Anoche soñé que estaba enamorada. Más bien soñé que un hombre estaba enamorado de mí. Era un hombre mayor que yo, más bien feo, que se parecía mucho a un actor español que murió hace poco y que atendía la taberna del barrio de San Genaro en la serie Cuéntame. (Gugleándolo, recuerdo que se llamaba Enrique San Francisco y confirmo que era el hombre de mi sueño.)

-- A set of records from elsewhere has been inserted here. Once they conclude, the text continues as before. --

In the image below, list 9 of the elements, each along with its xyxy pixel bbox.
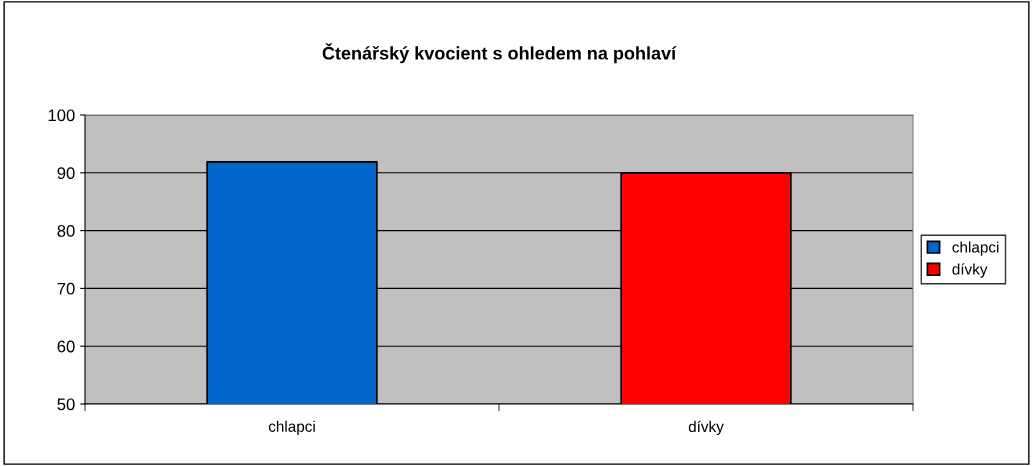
chart-title: Čtenářský kvocient s ohledem na pohlaví: [322, 43, 677, 64]
y-tick-label: 100: [48, 109, 75, 122]
legend-label: dívky: [952, 263, 988, 278]
legend-label: chlapci: [952, 241, 999, 256]
y-tick-label: 70: [57, 282, 75, 295]
y-tick-label: 90: [57, 167, 75, 179]
y-tick-label: 50: [57, 398, 75, 411]
y-tick-label: 60: [57, 340, 75, 353]
y-tick-label: 80: [57, 225, 75, 237]
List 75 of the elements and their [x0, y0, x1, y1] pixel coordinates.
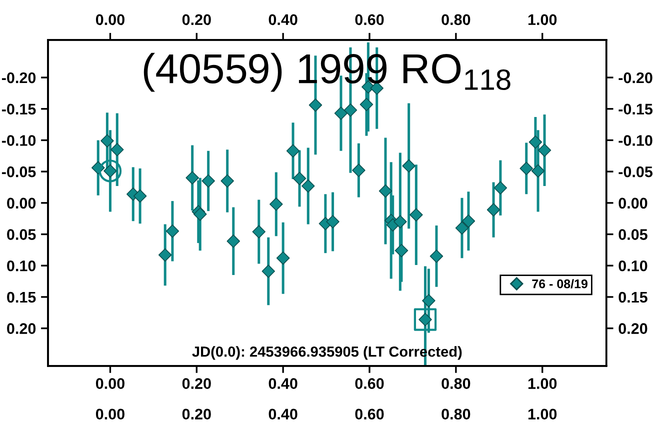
text: 0.20	[182, 14, 211, 26]
point	[394, 244, 408, 258]
x-tick-label: 0.80	[442, 378, 470, 389]
point	[360, 98, 374, 112]
point	[352, 164, 366, 177]
y-tick-label: 0.20	[7, 323, 36, 334]
x-tick-label: 0.00	[96, 378, 124, 389]
text: 0.40	[268, 14, 298, 26]
point	[308, 98, 322, 112]
point	[286, 144, 300, 158]
text: 0.00	[96, 14, 124, 26]
y2-tick-label: -0.10	[618, 135, 652, 146]
point	[133, 189, 147, 203]
x-tick-label: 0.20	[182, 378, 211, 389]
y-tick-label: -0.20	[2, 72, 36, 84]
y2-tick-label: 0.20	[618, 323, 648, 334]
point	[193, 208, 207, 221]
point	[270, 198, 283, 211]
point	[394, 215, 407, 228]
text: 1.00	[528, 14, 557, 26]
point	[455, 221, 469, 235]
x2-tick-label: 0.60	[355, 408, 384, 420]
y-tick-label: 0.10	[7, 260, 36, 272]
point	[166, 224, 180, 238]
point	[100, 134, 114, 148]
point	[528, 135, 542, 149]
x-tick-label: 0.60	[355, 378, 384, 389]
point	[486, 203, 500, 216]
y-tick-label: -0.15	[2, 104, 36, 115]
point	[538, 144, 552, 157]
point	[220, 174, 234, 188]
x2-tick-label: 0.00	[96, 408, 124, 420]
point	[402, 159, 416, 173]
x-tick-label: 0.40	[268, 378, 298, 389]
point	[410, 208, 423, 222]
x2-tick-label: 1.00	[528, 408, 557, 420]
y-tick-label: 0.00	[7, 198, 36, 209]
y-tick-label: 0.15	[7, 292, 36, 303]
text: 0.60	[355, 14, 384, 26]
point	[378, 184, 392, 198]
point	[326, 215, 340, 228]
y-tick-label: 0.05	[7, 229, 36, 240]
y2-tick-label: -0.05	[618, 166, 653, 178]
y2-tick-label: 0.05	[618, 229, 648, 240]
y-tick-label: -0.10	[2, 135, 36, 146]
point	[520, 162, 533, 176]
text: 0.80	[442, 14, 470, 26]
x2-tick-label: 0.80	[442, 408, 470, 420]
point	[334, 106, 348, 120]
point	[462, 214, 476, 228]
point	[531, 164, 545, 178]
point	[422, 294, 436, 308]
y-tick-label: -0.05	[2, 166, 36, 178]
x2-tick-label: 0.20	[182, 408, 211, 420]
point	[292, 172, 306, 186]
y2-tick-label: -0.20	[618, 72, 652, 84]
point	[276, 251, 290, 265]
point	[262, 264, 276, 278]
y2-tick-label: 0.10	[618, 260, 648, 272]
point	[344, 103, 358, 117]
point	[252, 225, 266, 238]
point	[430, 250, 444, 263]
point	[158, 248, 172, 262]
legend-label: 76 - 08/19	[532, 279, 588, 288]
y2-tick-label: 0.00	[618, 198, 648, 209]
point	[494, 181, 508, 194]
point	[186, 171, 199, 184]
y2-tick-label: -0.15	[618, 104, 653, 115]
x-tick-label: 1.00	[528, 378, 557, 389]
point	[202, 174, 215, 188]
point	[110, 142, 124, 156]
x2-tick-label: 0.40	[268, 408, 298, 420]
point	[226, 234, 240, 248]
y2-tick-label: 0.15	[618, 292, 648, 303]
point	[302, 179, 315, 193]
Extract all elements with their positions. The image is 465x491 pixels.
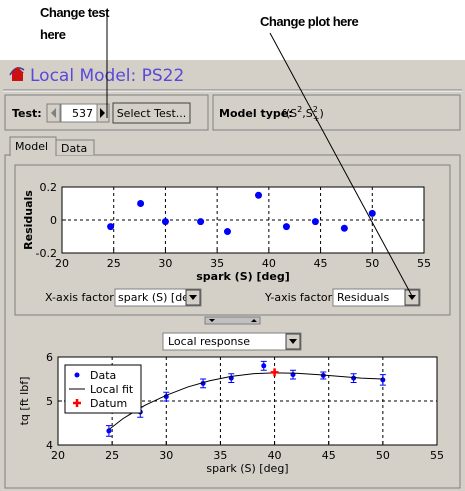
- x-tick-label: 50: [365, 257, 379, 270]
- tab-panel: [4, 154, 461, 489]
- point: [380, 377, 386, 383]
- datum: [270, 368, 279, 377]
- legend-label: Datum: [90, 397, 127, 410]
- x-tick-label: 35: [210, 257, 224, 270]
- point: [340, 224, 348, 232]
- point: [223, 228, 231, 236]
- combo[interactable]: [332, 288, 421, 307]
- point: [261, 363, 267, 369]
- y-axis-label: tq [ft lbf]: [18, 377, 31, 426]
- annotation: Change plot here: [260, 14, 358, 29]
- formula-part: 2: [297, 105, 302, 114]
- point: [282, 223, 290, 231]
- legend-swatch: [74, 372, 80, 378]
- point: [311, 218, 319, 226]
- axes-frame: [61, 186, 425, 254]
- formula-part: f(S: [282, 107, 297, 120]
- point: [107, 223, 115, 231]
- tab-selected[interactable]: [9, 136, 57, 156]
- label: Test:: [12, 107, 42, 120]
- arrow: [51, 108, 56, 118]
- point: [161, 218, 169, 226]
- arrow: [189, 295, 197, 300]
- fit-line: [108, 372, 383, 430]
- splitter[interactable]: [204, 316, 261, 325]
- formula-part: ): [320, 107, 324, 120]
- combo[interactable]: [162, 332, 302, 351]
- point: [137, 200, 145, 207]
- point: [255, 191, 263, 199]
- arrow: [289, 339, 297, 344]
- label: X-axis factor:: [45, 291, 117, 304]
- arrow: [209, 319, 257, 322]
- x-tick-label: 40: [268, 449, 282, 462]
- x-tick-label: 55: [417, 257, 431, 270]
- legend-label: Local fit: [90, 383, 134, 396]
- x-tick-label: 45: [314, 257, 328, 270]
- x-axis-label: spark (S) [deg]: [196, 270, 289, 283]
- axes-frame: [57, 356, 438, 446]
- x-tick-label: 20: [55, 257, 69, 270]
- y-tick-label: 0: [50, 214, 57, 227]
- group-box: [212, 94, 461, 131]
- test-number: 537: [72, 107, 93, 120]
- y-tick-label: 0.2: [40, 181, 58, 194]
- annotation: Change test: [40, 5, 110, 20]
- x-tick-label: 40: [262, 257, 276, 270]
- combo-value: Local response: [168, 335, 250, 348]
- x-tick-label: 20: [51, 449, 65, 462]
- x-axis-label: spark (S) [deg]: [206, 462, 288, 475]
- x-tick-label: 30: [159, 449, 173, 462]
- formula-part: ,S: [302, 107, 312, 120]
- point: [351, 375, 357, 381]
- x-tick-label: 25: [107, 257, 121, 270]
- x-tick-label: 45: [322, 449, 336, 462]
- y-tick-label: 5: [46, 395, 53, 408]
- button-label: Select Test...: [117, 107, 187, 120]
- title-icon: [9, 67, 25, 81]
- y-axis-label: Residuals: [22, 190, 35, 250]
- arrow: [100, 108, 105, 118]
- pointer-line: [269, 32, 413, 297]
- button[interactable]: [112, 102, 191, 124]
- x-tick-label: 25: [105, 449, 119, 462]
- tab-label: Model: [15, 140, 48, 153]
- point: [197, 218, 205, 226]
- combo-value: spark (S) [deg: [118, 291, 196, 304]
- formula-part: 2: [313, 105, 318, 114]
- combo[interactable]: [114, 288, 202, 307]
- arrow: [408, 295, 416, 300]
- annotation: here: [40, 27, 66, 42]
- y-tick-label: -0.2: [36, 247, 57, 260]
- label: Model type:: [219, 107, 293, 120]
- x-tick-label: 35: [213, 449, 227, 462]
- legend-label: Data: [90, 369, 116, 382]
- x-tick-label: 55: [430, 449, 444, 462]
- y-tick-label: 6: [46, 351, 53, 364]
- point: [106, 428, 112, 434]
- y-tick-label: 4: [46, 439, 53, 452]
- x-tick-label: 30: [158, 257, 172, 270]
- combo-value: Residuals: [337, 291, 389, 304]
- legend-swatch: [73, 399, 81, 407]
- label: Y-axis factor:: [264, 291, 336, 304]
- tab-label: Data: [61, 142, 87, 155]
- x-tick-label: 50: [376, 449, 390, 462]
- point: [368, 209, 376, 217]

En mi sueño, este hombre no solo me decía que me amaba, sino que me hacía sentirlo, a nivel emocional y también a través de una fuerte tensión sexual. En algún momento, casi llorando (o llorando), me decía que si separarse de su hijo era necesario para estar conmigo (o algún sacrificio similar), lo haría: "amor del bueno", pues.
Y en el propio sueño aparecía una tímida vocecilla lúcida, de mi propia mente, que primero se preguntaba por qué había escogido a Enrique San Francisco para ese papel y segundo, reflexionaba cómo si todas las emociones y sensaciones venían de mi propia mente, puesto que estaba soñando y no había nadie afuera, en realidad el enamoramiento y el deseo son productos de mi propia mente. Vaya agudeza de pensamiento...
También es cierto que otra parte de mi mente se resistía a levantarse y despertar, aun sabiendo que un viaje al baño era inminente. Quería prolongar esa sensación de ser amada y deseada, sabiendo que se evaporaría al salir yo (¿quién es ese yo?) de ese estado onírico.
Durante el resto del día (han pasado más de 12 horas desde que irremediablemente desperté), el sueño en efecto se fue disipando, como en la vida se disipan el amor y el deseo por más que queramos aferrarnos a ellos. Al final son tan ilusorios y poco sólidos como los sueños y lo que en ellos sucede (o creemos que sucede).